Y vaya si le fue bien. El joven espigado, de nariz aguileña y mirada curiosa, se reveló ya como un prodigio. La plata que consiguió en la categoría júnior en los Mundiales de Lillehammer, en Noruega en 2014 le colocó en el punto de mira de todos los cazatalentos. Porque las cosas pasan por algo.
El italiano Gianni Savio le llevó al nivel del mar, a Mónaco, para firmar en 2015 un contrato de cuatro años que le puso sobre la carretera. Ahí entró en juego Courgnè, donde se instaló y conoció el ciclismo profesional y donde, ahora recuerda, tiene una segunda familia.
En el valle de Aosta se reencontró con la altura de su Zapaquirá y el Nivolet vecino le recordó su añorado Pacho.
En 2017 se impuso ya en el Tour del Porvenir y todo el mundo empezó a ver el aura de un campeón.
Los grandes equipos del pelotón se lo rifaron, pero apostó más fuerte quien tenía más medios, Ineos, antes llamado Sky, que buscaba ya un relevo generacional para los treinteañeros británicos Chris Froome y Geraint Thomas.
«Me sorprendieron de él dos cosas. Que no era un escalador como los otros. Sabía rodar, controlar el esfuerzo en contrarreloj y posicionarse bien en la bicicleta. Y que era tan maduro que solo pedía aprender», recuerda Dave Brailsford, el hombre fuerte del Ineos, que ha dirigido a seis de los siete últimos ganadores del Tour.

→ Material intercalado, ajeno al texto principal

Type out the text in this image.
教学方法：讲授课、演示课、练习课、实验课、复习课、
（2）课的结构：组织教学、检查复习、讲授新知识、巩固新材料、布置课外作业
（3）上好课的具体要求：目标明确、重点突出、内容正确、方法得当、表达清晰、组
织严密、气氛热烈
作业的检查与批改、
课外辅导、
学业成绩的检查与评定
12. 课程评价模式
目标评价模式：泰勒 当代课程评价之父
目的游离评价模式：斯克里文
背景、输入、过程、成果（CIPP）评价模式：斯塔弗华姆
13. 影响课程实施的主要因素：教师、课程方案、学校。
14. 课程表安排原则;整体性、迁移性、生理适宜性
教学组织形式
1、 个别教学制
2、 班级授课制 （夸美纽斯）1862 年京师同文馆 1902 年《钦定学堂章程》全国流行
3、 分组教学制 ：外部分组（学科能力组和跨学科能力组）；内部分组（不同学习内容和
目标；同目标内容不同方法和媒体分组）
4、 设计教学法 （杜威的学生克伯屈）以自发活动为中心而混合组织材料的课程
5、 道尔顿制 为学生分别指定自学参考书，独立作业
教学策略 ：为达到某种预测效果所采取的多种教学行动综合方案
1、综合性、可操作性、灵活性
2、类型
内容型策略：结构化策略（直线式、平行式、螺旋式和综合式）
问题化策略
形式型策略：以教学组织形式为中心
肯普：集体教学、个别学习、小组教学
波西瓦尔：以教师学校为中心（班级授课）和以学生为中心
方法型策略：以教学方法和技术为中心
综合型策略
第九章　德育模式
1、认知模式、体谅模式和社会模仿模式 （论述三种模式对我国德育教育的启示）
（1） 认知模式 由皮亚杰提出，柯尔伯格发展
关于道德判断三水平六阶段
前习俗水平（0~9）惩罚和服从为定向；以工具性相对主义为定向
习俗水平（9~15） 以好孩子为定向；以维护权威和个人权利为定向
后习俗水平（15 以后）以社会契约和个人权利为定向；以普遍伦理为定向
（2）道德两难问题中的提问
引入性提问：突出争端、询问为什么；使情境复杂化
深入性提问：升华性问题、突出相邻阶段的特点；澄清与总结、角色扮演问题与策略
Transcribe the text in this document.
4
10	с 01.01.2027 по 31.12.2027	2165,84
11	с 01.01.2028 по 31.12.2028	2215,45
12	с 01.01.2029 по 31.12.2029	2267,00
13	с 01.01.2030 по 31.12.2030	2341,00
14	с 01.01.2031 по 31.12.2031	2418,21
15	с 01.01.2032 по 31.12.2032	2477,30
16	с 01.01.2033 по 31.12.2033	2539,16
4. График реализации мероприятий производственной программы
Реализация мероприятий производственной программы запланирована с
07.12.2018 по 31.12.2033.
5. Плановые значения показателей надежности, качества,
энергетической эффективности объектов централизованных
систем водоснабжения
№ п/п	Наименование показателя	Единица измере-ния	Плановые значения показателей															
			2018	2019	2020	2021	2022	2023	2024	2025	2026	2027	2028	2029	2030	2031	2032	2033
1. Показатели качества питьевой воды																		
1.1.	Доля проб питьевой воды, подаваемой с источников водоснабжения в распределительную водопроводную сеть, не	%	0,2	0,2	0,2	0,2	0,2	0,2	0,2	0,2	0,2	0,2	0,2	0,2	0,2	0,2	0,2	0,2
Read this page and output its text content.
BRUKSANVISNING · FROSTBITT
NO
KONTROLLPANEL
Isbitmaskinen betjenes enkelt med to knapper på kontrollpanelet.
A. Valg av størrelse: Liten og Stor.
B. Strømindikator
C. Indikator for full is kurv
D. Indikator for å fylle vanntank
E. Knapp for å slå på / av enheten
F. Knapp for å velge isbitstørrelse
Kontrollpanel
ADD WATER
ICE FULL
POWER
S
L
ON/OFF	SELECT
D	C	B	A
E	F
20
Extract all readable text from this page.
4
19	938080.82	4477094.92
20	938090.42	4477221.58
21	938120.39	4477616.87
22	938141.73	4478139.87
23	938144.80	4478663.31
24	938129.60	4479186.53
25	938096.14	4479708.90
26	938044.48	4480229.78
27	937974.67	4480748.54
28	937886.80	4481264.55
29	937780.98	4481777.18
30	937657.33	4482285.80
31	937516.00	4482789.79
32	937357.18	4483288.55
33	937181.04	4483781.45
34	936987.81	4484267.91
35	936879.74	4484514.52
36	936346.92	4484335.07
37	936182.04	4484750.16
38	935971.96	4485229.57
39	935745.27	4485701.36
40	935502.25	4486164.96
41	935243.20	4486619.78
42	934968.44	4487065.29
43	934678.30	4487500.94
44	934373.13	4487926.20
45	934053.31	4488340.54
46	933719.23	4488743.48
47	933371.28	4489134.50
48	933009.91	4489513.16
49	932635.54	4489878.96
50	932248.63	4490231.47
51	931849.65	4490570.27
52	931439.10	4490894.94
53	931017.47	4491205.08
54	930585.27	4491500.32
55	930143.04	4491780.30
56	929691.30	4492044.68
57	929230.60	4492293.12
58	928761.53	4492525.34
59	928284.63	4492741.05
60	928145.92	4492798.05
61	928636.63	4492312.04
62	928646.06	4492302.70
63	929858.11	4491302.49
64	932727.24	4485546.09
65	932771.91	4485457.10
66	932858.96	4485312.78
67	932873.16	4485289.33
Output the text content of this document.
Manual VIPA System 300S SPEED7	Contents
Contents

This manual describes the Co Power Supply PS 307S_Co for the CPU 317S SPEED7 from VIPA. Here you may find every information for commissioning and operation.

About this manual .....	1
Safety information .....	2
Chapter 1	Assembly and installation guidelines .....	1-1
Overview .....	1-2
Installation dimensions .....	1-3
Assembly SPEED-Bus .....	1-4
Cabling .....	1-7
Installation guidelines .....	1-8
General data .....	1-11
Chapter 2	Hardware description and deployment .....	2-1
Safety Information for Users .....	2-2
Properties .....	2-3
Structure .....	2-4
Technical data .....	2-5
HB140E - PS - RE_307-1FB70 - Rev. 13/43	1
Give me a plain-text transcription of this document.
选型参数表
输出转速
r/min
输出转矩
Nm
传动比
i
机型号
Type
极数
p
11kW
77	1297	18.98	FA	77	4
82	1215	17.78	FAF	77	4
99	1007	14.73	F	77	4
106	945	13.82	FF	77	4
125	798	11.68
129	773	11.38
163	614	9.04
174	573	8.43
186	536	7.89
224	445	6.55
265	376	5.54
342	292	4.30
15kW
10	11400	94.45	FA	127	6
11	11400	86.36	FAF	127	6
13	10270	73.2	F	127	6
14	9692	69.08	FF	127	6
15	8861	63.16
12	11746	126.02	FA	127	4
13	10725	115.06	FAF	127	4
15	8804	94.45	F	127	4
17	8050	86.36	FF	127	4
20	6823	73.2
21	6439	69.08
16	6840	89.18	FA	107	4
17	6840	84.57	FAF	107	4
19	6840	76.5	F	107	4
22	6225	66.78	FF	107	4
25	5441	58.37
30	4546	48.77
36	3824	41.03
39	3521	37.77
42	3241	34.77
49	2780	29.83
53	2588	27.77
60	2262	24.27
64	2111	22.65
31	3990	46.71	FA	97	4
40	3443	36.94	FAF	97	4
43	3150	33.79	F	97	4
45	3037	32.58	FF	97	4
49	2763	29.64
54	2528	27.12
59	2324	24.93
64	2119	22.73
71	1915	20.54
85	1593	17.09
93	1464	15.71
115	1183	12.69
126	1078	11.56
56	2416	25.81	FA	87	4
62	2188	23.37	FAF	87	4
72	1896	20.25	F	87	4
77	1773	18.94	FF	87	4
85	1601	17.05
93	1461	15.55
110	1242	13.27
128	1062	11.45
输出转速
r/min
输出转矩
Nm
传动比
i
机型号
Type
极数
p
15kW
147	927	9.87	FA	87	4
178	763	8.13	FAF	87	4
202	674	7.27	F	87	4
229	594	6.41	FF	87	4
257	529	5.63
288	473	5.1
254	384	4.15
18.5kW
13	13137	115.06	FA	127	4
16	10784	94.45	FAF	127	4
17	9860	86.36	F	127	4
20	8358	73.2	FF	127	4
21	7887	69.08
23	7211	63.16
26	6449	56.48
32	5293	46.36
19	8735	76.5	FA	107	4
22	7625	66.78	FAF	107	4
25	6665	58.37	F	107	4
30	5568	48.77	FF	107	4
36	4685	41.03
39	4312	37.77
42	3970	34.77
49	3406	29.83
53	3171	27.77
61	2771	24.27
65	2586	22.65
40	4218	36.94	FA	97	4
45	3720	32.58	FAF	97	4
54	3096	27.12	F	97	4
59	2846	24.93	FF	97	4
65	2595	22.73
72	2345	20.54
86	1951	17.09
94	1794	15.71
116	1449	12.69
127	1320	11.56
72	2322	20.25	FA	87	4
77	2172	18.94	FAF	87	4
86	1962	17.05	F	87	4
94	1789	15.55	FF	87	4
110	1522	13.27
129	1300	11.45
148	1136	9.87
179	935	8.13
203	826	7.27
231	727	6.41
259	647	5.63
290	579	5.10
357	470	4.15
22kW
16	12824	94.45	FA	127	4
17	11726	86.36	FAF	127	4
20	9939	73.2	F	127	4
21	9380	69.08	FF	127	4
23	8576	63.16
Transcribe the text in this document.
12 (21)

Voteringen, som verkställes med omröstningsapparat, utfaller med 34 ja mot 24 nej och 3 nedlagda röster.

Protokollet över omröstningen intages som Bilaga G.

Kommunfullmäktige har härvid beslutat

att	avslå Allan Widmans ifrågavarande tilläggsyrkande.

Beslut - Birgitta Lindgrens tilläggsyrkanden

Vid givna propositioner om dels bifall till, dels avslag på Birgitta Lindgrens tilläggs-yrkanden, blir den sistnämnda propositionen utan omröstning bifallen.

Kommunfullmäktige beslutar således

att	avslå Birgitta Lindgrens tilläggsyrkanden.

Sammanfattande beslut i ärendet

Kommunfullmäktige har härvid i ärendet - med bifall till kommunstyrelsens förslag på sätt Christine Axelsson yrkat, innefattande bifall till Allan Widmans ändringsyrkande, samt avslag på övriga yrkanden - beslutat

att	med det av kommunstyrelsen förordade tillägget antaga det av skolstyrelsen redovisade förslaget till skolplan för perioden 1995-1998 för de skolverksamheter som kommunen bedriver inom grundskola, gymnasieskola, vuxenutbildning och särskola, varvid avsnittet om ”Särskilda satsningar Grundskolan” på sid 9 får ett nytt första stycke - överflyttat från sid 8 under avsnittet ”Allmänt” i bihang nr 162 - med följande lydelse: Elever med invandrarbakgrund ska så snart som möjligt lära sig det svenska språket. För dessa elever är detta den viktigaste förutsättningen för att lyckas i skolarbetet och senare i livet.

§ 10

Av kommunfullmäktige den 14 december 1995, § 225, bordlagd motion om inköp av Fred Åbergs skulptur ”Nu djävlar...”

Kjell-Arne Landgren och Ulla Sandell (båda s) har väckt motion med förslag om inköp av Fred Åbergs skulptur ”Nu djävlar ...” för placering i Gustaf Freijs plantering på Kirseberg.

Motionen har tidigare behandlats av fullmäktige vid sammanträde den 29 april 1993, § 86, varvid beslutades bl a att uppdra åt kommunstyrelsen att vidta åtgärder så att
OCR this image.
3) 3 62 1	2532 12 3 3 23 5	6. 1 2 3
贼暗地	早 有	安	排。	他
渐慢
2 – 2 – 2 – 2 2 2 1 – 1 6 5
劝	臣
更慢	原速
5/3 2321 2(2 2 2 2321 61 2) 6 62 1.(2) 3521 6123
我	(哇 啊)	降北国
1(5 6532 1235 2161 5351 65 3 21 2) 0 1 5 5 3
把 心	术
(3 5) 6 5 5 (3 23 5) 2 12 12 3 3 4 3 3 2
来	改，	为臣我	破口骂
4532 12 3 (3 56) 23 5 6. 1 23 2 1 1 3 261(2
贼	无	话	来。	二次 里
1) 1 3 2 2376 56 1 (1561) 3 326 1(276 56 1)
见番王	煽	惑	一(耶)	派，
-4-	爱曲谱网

Su talento desbordaba. En su primer año en el equipo británico se hizo con la Vuelta a California y le enrolaron en el Tour. Para aprender, pero también para ser el escudero de los veteranos jefes de filas.
En el segundo año le designaron como jefe de filas para el Giro de Italia. Pero, de nuevo, los renglones tuvieron que torcerse para que el relato fuera glorioso. Había ganado la París-Niza, que con frecuencia designa al vencedor del Tour.
Con la clavícula rota, su entrenador lloraba mientras él preguntaba si podría estar listo para el mes de julio.
Porque las cosas pasan por algo, se curó a tiempo. Ganó la Vuelta a Suiza y, de nuevo el destino, quiso que Froome no optara a su quinta victoria en la ronda gala por una desgraciada caída en la Dauphiné.
A causa de dos caídas, la propia y la de Froome, Egan Bernal, de 22 años, se encontró en Bruselas para festejar los cien años del maillot amarillo como co-líder del mejor equipo del mundo. Un cebo demasiado goloso para su ambición.
Se pasó todo el Tour escondiendo sus cartas tras la sombra de Thomas, el vencedor saliente, el experimentado que podía soportar la presión de ser favorito.
Pero el disfraz no resistió a la altura. Cuando las carreteras del Tour se elevaron por encima de los 2.000 metros y rezumaban el aroma de sus Andes natales, de sus Alpes de adopción, emergió el instinto del ganador, que algunos identifican ya con el del «caníbal», el belga Eddy Merckx que le colocó el maillot amarillo en la París-Niza y le saludó en Bruselas con la mirada de quien ve la madera que forjó su leyenda.
Su ataque en Iseran está ya en la historia del Tour. Pero Bernal ha olido ya el aroma adictivo de la gloria.